“Behind every great man there is a great woman.” I have heard that said many times. Most frequently by a husband who is patronising his wife. But I think it is important to acknowledge the debt we all owe to the woman, without whom we may not remember the great man, Martin Luther King Jr, in quite the same way.
I was ten years old when I heard Martin Luther King’s now famous speech. It wasn’t famous then of course. It was just a news item. I had been brought up in the BaptistChurch and although I was only ten I was used to listening to old-fashioned, sometimes fiery, bible-thumping preaching. All that was different here was the vast crowd and the preacher who was a black man. It was something akin to the Sermon on the Mount. I recall being rapt by the emotion in Dr King’s voice and by the sincerity of his beliefs. I remember asking if he was the same religion as us and was told, somewhat uncertainly, “not quite son, not quite the same.”
Having watched and listened to the speech several times since 1963, the exhilaration, the feeling of passion I had has only increased. Joan Baez and Bob Dylan* were there of course. I had a sense that if I had only been four or five years older I might have been there too. It was a time to be proud of being human, proud of being part of the human race, part of a movement that wanted to change things, make the world a better place.
Martin Luther King’s Washington speech was made memorable, in part, by the intervention and insistence of one of his followers. She had heard the great preacher some weeks before, at the Cobo Hall in Detroit, telling a congregation of around 20,000 about his dream.
Of course he had a well-prepared speech ready for the ‘March on Washington’. The march was a Civil Rights affair and was ostensibly about ‘Jobs and Freedom’. It is well worth listening to all of it. But there was no reference a dream in it, not originally.

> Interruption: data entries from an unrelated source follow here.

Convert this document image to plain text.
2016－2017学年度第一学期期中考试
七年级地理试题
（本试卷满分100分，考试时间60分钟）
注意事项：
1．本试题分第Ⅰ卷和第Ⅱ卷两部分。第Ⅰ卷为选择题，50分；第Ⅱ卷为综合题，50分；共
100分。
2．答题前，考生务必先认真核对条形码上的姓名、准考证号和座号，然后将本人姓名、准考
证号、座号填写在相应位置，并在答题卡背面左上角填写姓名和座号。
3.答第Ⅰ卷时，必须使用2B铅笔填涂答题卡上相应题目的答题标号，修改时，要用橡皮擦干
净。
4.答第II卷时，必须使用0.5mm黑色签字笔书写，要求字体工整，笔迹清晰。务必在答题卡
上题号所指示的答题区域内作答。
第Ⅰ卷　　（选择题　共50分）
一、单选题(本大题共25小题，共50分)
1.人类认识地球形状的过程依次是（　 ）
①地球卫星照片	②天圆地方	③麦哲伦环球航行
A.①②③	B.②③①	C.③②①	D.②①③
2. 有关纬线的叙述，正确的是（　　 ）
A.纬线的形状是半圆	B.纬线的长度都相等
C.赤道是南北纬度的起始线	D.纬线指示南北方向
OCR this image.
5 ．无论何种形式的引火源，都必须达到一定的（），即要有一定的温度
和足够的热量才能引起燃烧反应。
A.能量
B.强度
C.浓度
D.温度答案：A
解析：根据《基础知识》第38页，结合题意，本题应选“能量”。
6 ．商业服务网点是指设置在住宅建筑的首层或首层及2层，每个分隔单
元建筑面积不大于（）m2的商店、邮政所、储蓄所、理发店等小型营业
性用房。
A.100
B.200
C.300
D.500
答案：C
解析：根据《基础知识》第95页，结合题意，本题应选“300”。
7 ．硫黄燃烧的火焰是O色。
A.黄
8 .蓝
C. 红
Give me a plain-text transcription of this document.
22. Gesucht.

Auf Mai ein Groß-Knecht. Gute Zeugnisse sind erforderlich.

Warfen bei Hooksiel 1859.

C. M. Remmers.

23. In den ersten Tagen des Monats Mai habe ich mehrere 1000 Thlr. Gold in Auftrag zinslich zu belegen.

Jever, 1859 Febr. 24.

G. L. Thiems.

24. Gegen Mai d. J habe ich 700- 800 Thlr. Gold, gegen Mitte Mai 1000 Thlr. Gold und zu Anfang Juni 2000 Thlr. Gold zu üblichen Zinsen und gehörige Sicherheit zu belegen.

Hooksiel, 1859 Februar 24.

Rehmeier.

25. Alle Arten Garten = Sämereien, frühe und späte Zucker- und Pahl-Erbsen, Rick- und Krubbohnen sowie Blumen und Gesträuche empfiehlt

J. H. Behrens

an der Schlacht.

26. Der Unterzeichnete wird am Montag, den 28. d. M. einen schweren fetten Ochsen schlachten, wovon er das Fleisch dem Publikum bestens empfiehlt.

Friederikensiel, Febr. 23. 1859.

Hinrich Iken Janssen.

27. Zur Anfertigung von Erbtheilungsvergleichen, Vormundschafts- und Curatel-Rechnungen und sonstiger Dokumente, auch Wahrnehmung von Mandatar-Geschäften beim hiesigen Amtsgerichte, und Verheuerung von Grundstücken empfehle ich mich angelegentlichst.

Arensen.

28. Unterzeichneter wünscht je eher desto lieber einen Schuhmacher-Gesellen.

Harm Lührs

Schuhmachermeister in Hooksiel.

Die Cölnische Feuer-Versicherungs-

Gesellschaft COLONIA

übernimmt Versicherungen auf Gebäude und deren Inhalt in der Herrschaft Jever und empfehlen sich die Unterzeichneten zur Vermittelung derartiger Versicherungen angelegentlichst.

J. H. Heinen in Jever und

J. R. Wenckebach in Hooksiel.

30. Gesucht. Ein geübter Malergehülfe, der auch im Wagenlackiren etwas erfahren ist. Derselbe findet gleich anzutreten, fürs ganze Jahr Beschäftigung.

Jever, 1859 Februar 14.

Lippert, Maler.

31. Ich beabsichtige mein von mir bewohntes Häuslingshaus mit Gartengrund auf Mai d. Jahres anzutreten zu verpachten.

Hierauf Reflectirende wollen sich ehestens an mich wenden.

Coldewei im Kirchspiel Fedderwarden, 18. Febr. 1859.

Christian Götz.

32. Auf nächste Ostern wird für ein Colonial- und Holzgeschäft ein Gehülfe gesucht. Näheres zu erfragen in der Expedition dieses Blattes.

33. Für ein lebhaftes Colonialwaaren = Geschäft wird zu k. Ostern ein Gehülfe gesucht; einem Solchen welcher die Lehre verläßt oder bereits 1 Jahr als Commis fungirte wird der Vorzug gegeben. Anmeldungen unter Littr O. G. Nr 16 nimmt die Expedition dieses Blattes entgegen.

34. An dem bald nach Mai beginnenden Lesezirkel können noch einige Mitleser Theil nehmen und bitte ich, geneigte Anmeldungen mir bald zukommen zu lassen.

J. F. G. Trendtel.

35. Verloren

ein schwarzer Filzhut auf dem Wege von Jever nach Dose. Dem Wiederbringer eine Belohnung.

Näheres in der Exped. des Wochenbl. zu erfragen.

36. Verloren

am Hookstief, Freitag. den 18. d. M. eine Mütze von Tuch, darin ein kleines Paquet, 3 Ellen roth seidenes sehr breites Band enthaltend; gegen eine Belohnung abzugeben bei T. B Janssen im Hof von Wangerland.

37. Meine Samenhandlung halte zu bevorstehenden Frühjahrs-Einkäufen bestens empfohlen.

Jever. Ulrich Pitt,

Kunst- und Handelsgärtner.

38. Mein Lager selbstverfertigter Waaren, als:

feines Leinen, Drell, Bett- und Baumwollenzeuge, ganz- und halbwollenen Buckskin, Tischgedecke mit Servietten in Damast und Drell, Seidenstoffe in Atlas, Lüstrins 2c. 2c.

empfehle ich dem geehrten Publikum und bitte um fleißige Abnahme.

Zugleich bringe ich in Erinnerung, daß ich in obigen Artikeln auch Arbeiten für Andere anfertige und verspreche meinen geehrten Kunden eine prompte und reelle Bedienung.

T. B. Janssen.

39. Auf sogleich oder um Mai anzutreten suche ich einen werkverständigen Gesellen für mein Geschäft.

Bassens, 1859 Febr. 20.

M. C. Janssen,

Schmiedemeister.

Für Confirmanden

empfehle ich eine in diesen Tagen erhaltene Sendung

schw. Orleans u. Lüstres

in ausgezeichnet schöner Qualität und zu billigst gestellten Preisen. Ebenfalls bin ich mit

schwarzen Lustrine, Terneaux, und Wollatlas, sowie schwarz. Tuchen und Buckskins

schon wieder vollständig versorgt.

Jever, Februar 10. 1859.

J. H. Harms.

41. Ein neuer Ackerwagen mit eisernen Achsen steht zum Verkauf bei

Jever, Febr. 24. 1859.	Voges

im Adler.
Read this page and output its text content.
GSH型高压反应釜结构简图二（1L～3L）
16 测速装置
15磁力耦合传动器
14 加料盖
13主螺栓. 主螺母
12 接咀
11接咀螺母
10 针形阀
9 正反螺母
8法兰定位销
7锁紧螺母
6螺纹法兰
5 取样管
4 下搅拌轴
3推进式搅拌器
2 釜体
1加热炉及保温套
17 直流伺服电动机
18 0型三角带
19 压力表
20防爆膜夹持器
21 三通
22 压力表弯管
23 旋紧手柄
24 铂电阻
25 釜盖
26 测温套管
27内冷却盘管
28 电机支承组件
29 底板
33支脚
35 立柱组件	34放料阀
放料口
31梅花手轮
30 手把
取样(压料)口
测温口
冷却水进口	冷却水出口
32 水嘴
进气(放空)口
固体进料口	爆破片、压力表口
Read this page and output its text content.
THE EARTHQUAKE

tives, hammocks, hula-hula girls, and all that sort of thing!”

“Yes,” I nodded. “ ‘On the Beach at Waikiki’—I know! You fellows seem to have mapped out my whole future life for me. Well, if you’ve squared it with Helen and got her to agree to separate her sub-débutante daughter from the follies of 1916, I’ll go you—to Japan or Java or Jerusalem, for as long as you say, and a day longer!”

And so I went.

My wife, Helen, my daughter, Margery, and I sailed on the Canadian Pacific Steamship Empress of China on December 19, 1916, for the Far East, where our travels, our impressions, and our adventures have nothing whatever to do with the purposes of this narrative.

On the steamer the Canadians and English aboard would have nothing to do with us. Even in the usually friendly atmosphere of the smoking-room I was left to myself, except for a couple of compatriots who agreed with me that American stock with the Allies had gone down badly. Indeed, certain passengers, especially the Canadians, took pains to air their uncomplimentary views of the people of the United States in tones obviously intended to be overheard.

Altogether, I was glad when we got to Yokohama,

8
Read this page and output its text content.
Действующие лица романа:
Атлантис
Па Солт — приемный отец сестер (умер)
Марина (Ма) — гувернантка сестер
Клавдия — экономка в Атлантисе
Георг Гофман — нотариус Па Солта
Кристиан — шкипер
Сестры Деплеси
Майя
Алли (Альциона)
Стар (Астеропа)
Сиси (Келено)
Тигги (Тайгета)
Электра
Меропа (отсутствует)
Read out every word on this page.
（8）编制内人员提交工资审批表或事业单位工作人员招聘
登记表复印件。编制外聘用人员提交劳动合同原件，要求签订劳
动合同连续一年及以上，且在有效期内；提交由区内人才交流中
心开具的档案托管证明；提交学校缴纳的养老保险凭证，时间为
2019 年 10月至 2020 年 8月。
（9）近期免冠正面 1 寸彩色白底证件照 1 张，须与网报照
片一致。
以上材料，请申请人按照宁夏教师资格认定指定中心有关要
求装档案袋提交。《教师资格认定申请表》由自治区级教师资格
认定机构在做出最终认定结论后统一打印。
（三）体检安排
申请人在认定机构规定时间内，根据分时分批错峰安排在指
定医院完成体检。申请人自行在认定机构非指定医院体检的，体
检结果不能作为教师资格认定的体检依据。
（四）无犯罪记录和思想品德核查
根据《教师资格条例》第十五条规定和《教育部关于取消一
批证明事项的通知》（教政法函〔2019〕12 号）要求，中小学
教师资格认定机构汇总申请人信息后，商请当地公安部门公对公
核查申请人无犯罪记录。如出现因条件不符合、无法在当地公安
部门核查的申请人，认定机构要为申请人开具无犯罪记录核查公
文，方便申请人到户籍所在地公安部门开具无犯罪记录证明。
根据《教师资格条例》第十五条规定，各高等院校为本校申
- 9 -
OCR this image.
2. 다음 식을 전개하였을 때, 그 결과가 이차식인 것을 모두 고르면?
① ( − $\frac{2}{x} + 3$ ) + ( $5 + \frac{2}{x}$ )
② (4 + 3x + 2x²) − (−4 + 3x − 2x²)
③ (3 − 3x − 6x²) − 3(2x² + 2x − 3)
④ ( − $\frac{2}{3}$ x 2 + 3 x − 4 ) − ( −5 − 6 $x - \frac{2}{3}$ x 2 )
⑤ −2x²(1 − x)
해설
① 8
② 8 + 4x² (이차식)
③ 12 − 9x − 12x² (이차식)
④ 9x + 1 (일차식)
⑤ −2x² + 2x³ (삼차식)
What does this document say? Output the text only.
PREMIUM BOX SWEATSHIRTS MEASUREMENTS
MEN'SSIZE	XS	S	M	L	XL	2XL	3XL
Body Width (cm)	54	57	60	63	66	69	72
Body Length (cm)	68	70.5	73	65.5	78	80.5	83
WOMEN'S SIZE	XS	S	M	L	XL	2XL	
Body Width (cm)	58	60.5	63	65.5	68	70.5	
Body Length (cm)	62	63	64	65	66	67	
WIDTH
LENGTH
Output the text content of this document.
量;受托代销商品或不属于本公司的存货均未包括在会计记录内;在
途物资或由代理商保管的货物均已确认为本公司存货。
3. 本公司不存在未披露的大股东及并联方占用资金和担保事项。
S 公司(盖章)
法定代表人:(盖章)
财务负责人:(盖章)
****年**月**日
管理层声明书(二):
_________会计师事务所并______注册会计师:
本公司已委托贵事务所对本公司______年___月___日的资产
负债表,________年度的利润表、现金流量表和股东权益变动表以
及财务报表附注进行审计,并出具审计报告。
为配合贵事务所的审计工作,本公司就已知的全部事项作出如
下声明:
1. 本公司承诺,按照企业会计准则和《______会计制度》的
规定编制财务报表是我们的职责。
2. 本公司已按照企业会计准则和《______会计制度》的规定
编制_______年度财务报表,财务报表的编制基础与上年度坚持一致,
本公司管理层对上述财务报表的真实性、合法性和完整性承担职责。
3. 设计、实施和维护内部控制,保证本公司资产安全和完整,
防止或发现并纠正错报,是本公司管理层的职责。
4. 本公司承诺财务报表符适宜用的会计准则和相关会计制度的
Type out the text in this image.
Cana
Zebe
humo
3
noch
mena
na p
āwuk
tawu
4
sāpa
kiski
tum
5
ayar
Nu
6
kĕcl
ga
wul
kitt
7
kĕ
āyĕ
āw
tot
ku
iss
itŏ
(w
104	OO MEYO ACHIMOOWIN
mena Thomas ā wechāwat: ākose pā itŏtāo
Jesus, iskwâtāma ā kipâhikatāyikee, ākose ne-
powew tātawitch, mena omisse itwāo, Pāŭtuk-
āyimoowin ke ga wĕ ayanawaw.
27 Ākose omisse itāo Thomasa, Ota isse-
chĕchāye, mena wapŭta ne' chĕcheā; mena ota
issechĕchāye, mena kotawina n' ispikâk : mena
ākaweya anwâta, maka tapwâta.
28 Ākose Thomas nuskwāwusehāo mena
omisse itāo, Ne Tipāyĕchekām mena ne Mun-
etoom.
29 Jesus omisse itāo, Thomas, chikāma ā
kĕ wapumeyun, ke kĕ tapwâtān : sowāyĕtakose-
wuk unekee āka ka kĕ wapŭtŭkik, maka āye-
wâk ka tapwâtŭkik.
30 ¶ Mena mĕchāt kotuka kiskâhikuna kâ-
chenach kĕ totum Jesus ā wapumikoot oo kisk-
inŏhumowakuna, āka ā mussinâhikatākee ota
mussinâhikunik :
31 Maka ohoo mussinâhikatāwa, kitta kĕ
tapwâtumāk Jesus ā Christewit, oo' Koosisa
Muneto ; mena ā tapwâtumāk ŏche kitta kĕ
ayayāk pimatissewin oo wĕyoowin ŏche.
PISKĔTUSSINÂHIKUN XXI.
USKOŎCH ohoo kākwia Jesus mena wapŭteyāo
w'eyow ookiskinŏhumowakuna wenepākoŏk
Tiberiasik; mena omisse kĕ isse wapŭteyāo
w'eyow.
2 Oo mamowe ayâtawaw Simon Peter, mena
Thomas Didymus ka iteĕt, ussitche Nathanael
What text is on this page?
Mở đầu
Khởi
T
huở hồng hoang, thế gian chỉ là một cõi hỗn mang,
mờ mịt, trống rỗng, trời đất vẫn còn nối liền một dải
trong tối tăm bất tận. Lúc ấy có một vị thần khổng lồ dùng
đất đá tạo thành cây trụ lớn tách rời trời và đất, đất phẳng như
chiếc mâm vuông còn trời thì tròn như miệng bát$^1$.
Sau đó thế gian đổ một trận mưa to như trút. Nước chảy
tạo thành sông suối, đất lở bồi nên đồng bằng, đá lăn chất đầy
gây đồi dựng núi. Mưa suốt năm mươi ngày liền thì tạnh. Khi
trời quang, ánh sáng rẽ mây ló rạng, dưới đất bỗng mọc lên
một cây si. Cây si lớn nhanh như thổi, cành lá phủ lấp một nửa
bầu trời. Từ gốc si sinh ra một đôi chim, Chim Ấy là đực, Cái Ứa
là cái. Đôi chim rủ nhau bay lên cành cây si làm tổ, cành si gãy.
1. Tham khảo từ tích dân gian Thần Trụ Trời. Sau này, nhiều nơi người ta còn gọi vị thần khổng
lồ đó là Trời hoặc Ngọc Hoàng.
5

Dr King however was a preacher. That was what he did and that was what he was good at. Toward the end of his speech the renowned gospel singer, Mahalia Jackson**, shouted to Dr. King – in the way that Southern Baptists would cry out, ‘hallelujah’ – “Tell them bout the dream, Martin. Tell them bout the dream.” She said.
She had clearly been so moved by his vision, his hopes and desires and she instinctively knew what the crowd now needed to hear
Dr. King stopped delivering his prepared speech and started preaching, emphasising his points with the now famous phrase, “I have a dream.” His speech is made all the more memorable because he knows how to ride the lines, how to pace and space each word and phrase. He delivers it with the sort of oratory aplomb that many a burgeoning actor or singer would do well to study. And you know he means it.
But it was thanks to Mahalia Jackson that we have the speech that we still have today. It was her who prompted him to talk about that dream of his. I sometimes wonder whether or not we still have dreams.